How to search a file for the last block of consecutive lines that contain a keyword in Perl

Imagine a text file like below where <some random text> could be anything or nothing, implying the KEYWORD can appear anywhere in the line, alone or along with other text:

 1 <some random text>
 2 <some random text>KEYWORD<some random text>
 3 <some random text>KEYWORD<some random text>
 4 <some random text>
 5 <some random text>
 6 <some random text>KEYWORD<some random text>
 7 <some random text>
 8 <some random text>KEYWORD<some random text>
 9 <some random text>KEYWORD<some random text>
10 <some random text>KEYWORD<some random text>
11 <some random text>
12 <some random text>KEYWORD<some random text>
13 <some random text>KEYWORD<some random text>
14 <some random text>
15 <some random text>KEYWORD<some random text>
16 <some random text>

How can I get the last occurrence of 2 or more consecutive lines that contain the keyword (lines 12 and 13 in the example)? To be clear, I am not interested in lines (8, 9, 10) because although they contain the keyword and are consecutive, they are not the last, nor in line 15 because although it contains the keyword and is the last line with keyword, it is not part of 2 or more consecutive lines.

Upvotes: 3

Views: 161

Answers (3)

zdim
zdim

Reputation: 66899

Record such sequences of lines with the pattern as they come, always keeping the last set, and once the file is out you will have had the very last set. (Or read backwards if the file is large, per info added in a comment; see the second section below.)

A straightforward way

use warnings;
use strict;
use feature 'say';

die "Usage: $0 file(s)\n"  if not @ARGV;

my $threshold = 2;

my (@buf, $cnt, @res);

while (<>) {
    if (not /KEYWORD/) {
        $cnt = 0  if $cnt;
        @buf = () if @buf;
        next 
    }   

    ++$cnt;
    push @buf, $_; 

    if ($cnt >= $threshold) {
        @res = @buf;  # excessive copying; refine if a problem
    }
}
print for @res;

Remove the @ARGV check to allow STDIN input, which <> reads with no files given.

Notes

  • Lines go into a buffer until the threshold condition (number of repeated ones) is met, and counter is increased. On a line without a pattern these are reset

  • It's just once here (only two repeated lines are needed) so it'd be easier for later handling to copy the line into a scalar to save it, but using an array works for any threshold

  • Once the condition is met the buffer is copied. While that need be done for the first line that matches the threshold, to overwrite the @res from before, copying the whole array isn't needed for the following repeated lines -- can instead add the line once the threshold's passed.

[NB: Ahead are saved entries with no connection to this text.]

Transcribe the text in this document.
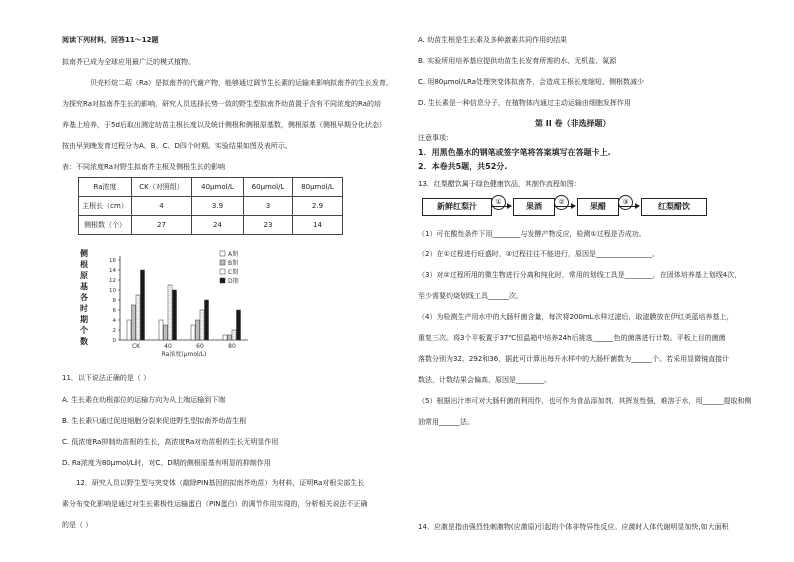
阅读下列材料，回答11～12题
拟南芥已成为全球应用最广泛的模式植物。
贝壳杉烷二萜（Ra）是拟南芥的代谢产物，能够通过调节生长素的运输来影响拟南芥的生长发育。
为探究Ra对拟南芥生长的影响，研究人员选择长势一致的野生型拟南芥幼苗置于含有不同浓度的Ra的培
养基上培养，于5d后取出测定幼苗主根长度以及统计侧根和侧根原基数，侧根原基（侧根早期分化状态）
按由早到晚发育过程分为A、B、C、D四个时期。实验结果如图及表所示。
表：不同浓度Ra对野生拟南芥主根及侧根生长的影响
Ra浓度	CK（对照组）	40μmol/L	60μmol/L	80μmol/L
主根长（cm）	4	3.9	3	2.9
侧根数（个）	27	24	23	14
侧
根
原
基
各
时
期
个
数	0
2
4
6
8
10
12
14
16
CK	40	60	80
Ra浓度(μmol/L)
A期
B期
C期
D期
11．以下说法正确的是（ ）
A. 生长素在幼根部位的运输方向为从上端运输到下端
B. 生长素只通过促进细胞分裂来促进野生型拟南芥幼苗生根
C. 低浓度Ra抑制幼苗根的生长，高浓度Ra对幼苗根的生长无明显作用
D. Ra浓度为80μmol/L时，对C、D期的侧根原基有明显的抑制作用
12．研究人员以野生型与突变体（敲除PIN基因的拟南芥幼苗）为材料，证明Ra对根尖部生长
素分布变化影响是通过对生长素极性运输蛋白（PIN蛋白）的调节作用实现的，分析相关说法不正确
的是（ ）
A. 幼苗生根是生长素及多种激素共同作用的结果
B. 实验所用培养基应提供幼苗生长发育所需的水、无机盐、氮源
C. 用80μmol/LRa处理突变体拟南芥，会造成主根长度缩短、侧根数减少
D. 生长素是一种信息分子，在植物体内通过主动运输由细胞发挥作用
第 II 卷（非选择题）
注意事项：
1．用黑色墨水的钢笔或签字笔将答案填写在答题卡上.
2．本卷共5题，共52分.
13．红梨醋饮属于绿色健康饮品，其制作流程如图：
新鲜红梨汁	①	果酒	②	果醋	③	红梨醋饮
（1）可在酸性条件下用________与发酵产物反应，检测①过程是否成功。
（2）在①过程进行旺盛时，②过程往往不能进行，原因是________________。
（3）对②过程所用的微生物进行分离和纯化时，常用的划线工具是________，在固体培养基上划线4次，
至少需要灼烧划线工具______次。
（4）为检测生产用水中的大肠杆菌含量，每次将200mL水样过滤后，取滤膜放在伊红美蓝培养基上，
重复三次。将3个平板置于37℃恒温箱中培养24h后挑选______色的菌落进行计数。平板上目的菌菌
落数分别为32、292和36，据此可计算出每升水样中的大肠杆菌数为______个。若采用显微镜直接计
数法，计数结果会偏高，原因是________。
（5）根据出汁率可对大肠杆菌的利用作，也可作为食品添加剂，其挥发性强，难溶于水，用______提取和侧
油常用______法。
14．应激是指由强烈性刺激物(应激原)引起的个体非特异性反应。应激时人体代谢明显加快,如大面积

    This requires an additional little tap dance; here's one way (minimally tested)

    while (<>) {
        if (not /KEYWORD/) {
            $cnt = 0  if $cnt;
            @buf = () if @buf;
            next
        }
        ++$cnt;
    
        if ($cnt < $threshold) {
            push @buf, $_;
        }
        elsif ($cnt == $threshold) {
            @res = (@buf, $_);
        }
        else {
            push @res, $_
        }
    }
    

    Now the buffer is copied the first time a line with the pattern adds to the count greater than the threshold, but the following lines are added without an extra buffer copy. (If such sequences of lines are very infrequent, or the file is rather small, this will not have a noticable effect.)

If you need to know where in the file these are save the line number $., along with lines.

If a file can be large -- and this is the only thing to be done with it -- we can use the same code but going backwards, from the end of the file. A module for that is File::ReadBackwards.


To illustrate the performance gain, here is a program to do the same by reading the file backwards

use warnings;
use strict;
use feature 'say';

use File::ReadBackwards;

my (@buf, $cnt, @res);
my $threshold = 2;

my $bw = File::ReadBackwards->new(shift) or die $!;     
#print $bw->readline until $bw->eof; exit;  # test

while ( my $line = $bw->readline ) {     
    if (not $line =~ /KEYWORD/) {    
        last if @res >= $threshold;
        $cnt = 0  if $cnt;
        @buf = () if @buf;
        next 
    }   
    ++$cnt;

    if ($cnt  < $threshold) { 
        push @buf, $line;
    }   
    elsif ($cnt == $threshold) { 
        @res = (@buf, $line);
    }   
    else { 
        push @res, $line;
    }
}    
print for reverse @res;

This produces the same output as the program that reads from the beginning.

I append the test file 200k times, for a file of 111 Mb in size. The first program (adjusted for performance as in notes) takes ~1.85 sec on it (average over a few runs) while the one above goes in 0.02 sec.

So, the saving is sweet for large enough files; the small overhead in reading from the back is entirely unseen. However, no other processing can be done along the way as the front of the file is never seen at all. Also, the target must be seekable (a file), and very few operations are supported; for one, we don't get line numbers.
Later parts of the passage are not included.